STOP/ARRET requirements in the body of the message
To be on the safe side, we recommend that you include language at the end of every message sent from your short code informing users how to stop from receiving further messages (e.g., “Text STOP to cancel”, or “Texter ARRET pour ##### pour annuler”). Moreover, in all cases, your short code must be able to correctly handle an inbound STOP or ARRET message: a compliant STOP/ARRET message must be returned and you must discontinue sending messages to that end user unless the user re-initiates the service again.
However, strictly speaking, carriers distinguish between the following situations with respect to whether you must include STOP/ARRET language in the body of every message:
- For a subscription service/recurring program, you must include STOP/ARRET language in the body of the messages that are part of the sign-up flow. However, once the end user has opted into the program, you need not include STOP/ARRET language in the body of subsequent messages..

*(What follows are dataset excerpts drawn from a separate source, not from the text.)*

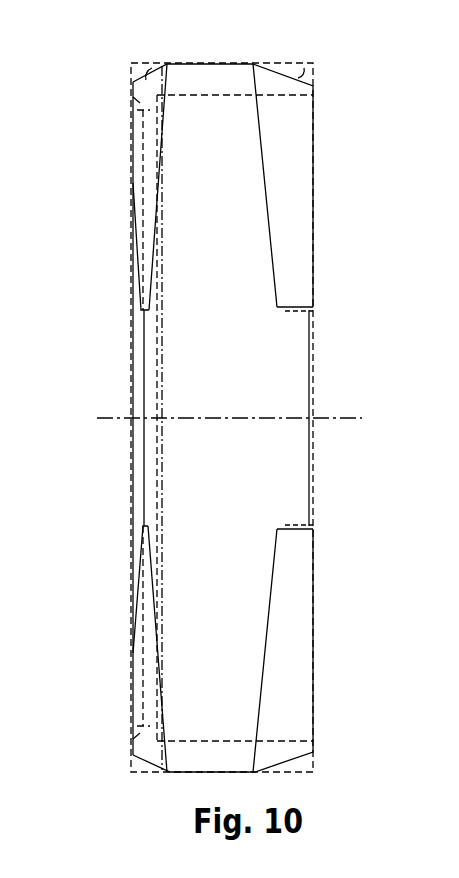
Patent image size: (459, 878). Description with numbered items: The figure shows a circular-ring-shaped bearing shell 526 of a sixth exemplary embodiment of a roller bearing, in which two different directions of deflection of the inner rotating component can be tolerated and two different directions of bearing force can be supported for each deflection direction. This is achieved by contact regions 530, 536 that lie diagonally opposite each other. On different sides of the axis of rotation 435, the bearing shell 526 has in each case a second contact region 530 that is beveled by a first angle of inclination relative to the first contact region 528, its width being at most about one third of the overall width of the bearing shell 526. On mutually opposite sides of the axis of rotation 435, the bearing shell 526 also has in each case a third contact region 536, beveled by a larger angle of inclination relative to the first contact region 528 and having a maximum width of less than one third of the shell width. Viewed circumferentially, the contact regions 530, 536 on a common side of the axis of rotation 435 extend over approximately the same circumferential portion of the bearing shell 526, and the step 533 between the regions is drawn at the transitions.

The bearing shell 526 is at (122, 137).
The first contact region 528 is at (243, 377).
The second contact region 530 is at (307, 160).
The transition step 533 is at (268, 225).
The third contact region 536 is at (147, 172).
The axis of rotation 435 is at (105, 420).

- For an info on demand/single message program, you do not need to include the STOP/ARRET language in the body of messages sent to the user. The rationale is that the user is initiating a response text from your service and therefore explicitly requesting you to send a short code message.

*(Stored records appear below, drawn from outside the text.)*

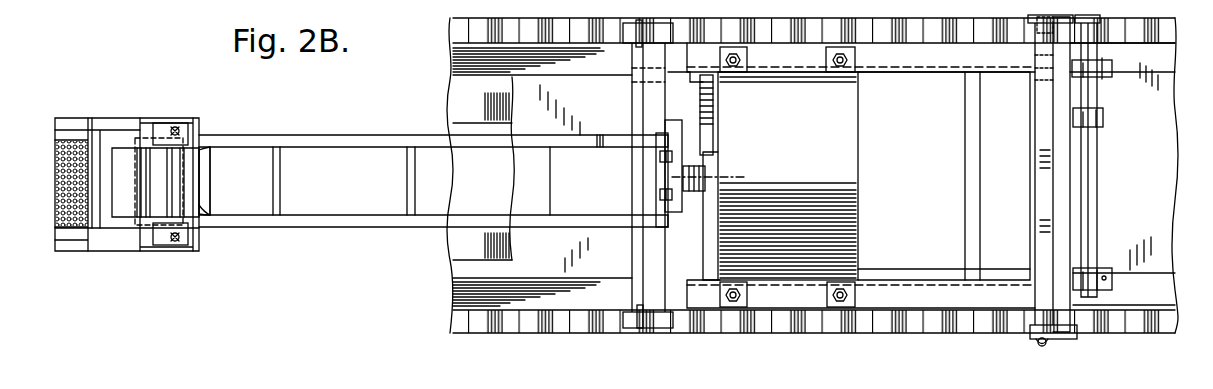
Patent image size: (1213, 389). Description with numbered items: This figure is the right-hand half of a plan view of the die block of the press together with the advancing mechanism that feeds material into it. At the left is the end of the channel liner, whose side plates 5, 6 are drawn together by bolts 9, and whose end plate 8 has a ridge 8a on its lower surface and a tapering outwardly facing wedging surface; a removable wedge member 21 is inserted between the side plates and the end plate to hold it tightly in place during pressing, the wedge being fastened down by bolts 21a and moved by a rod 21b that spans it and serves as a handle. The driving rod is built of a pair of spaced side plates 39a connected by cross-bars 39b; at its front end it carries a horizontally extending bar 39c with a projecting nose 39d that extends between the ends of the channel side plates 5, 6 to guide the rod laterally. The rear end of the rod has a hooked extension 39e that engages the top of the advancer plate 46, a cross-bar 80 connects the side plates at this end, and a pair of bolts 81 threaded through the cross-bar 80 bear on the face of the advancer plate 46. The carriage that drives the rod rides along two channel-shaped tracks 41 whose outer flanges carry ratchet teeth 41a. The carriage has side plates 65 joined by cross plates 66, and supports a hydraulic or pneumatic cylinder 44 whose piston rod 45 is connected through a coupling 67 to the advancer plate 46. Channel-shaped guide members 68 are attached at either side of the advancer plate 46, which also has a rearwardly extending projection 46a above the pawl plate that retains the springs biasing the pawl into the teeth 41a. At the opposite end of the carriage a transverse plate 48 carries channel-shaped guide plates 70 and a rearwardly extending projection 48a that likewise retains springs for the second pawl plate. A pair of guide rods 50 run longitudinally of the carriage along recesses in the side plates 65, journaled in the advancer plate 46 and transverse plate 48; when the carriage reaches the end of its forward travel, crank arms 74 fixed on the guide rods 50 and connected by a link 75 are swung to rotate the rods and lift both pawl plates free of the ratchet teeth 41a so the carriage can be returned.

The side plate 5 is at (110, 126).
The side plate 6 is at (95, 244).
The end plate 8 is at (96, 147).
The ridge 8a is at (102, 147).
The bolts 9 is at (168, 205).
The wedge member 21 is at (130, 136).
The bolts 21a is at (178, 128).
The rod 21b is at (140, 202).
The side plates 39a is at (338, 142).
The cross-bars 39b is at (281, 175).
The horizontally extending bar 39c is at (205, 172).
The projecting nose 39d is at (204, 212).
The hooked extension 39e is at (650, 137).
The tracks 41 is at (1170, 54).
The ratchet teeth 41a is at (1160, 32).
The cylinder 44 is at (847, 173).
The piston rod 45 is at (692, 193).
The advancer plate 46 is at (636, 258).
The rearwardly extending projection 46a is at (654, 246).
The transverse plate 48 is at (1040, 151).
The rearwardly extending projection 48a is at (1062, 173).
The guide rods 50 is at (993, 80).
The side plates 65 is at (910, 62).
The cross plates 66 is at (968, 190).
The coupling 67 is at (680, 152).
The guide members 68 is at (660, 325).
The guide plates 70 is at (1067, 338).
The crank arms 74 is at (1098, 194).
The link 75 is at (1098, 97).
The cross-bar 80 is at (672, 177).
The bolts 81 is at (660, 156).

More specifically, when a user sends the keyword STOP/ARRET to a short code, the application must reply with a message stating, “At your request we will no longer send you messages in connection with <your program name>” (or something similar), even if the phone number is not subscribed, or if you are not running a subscription service. You must also stop sending messages of any kind to that user until/unless the user sends another “JOIN” message to initiate the service again.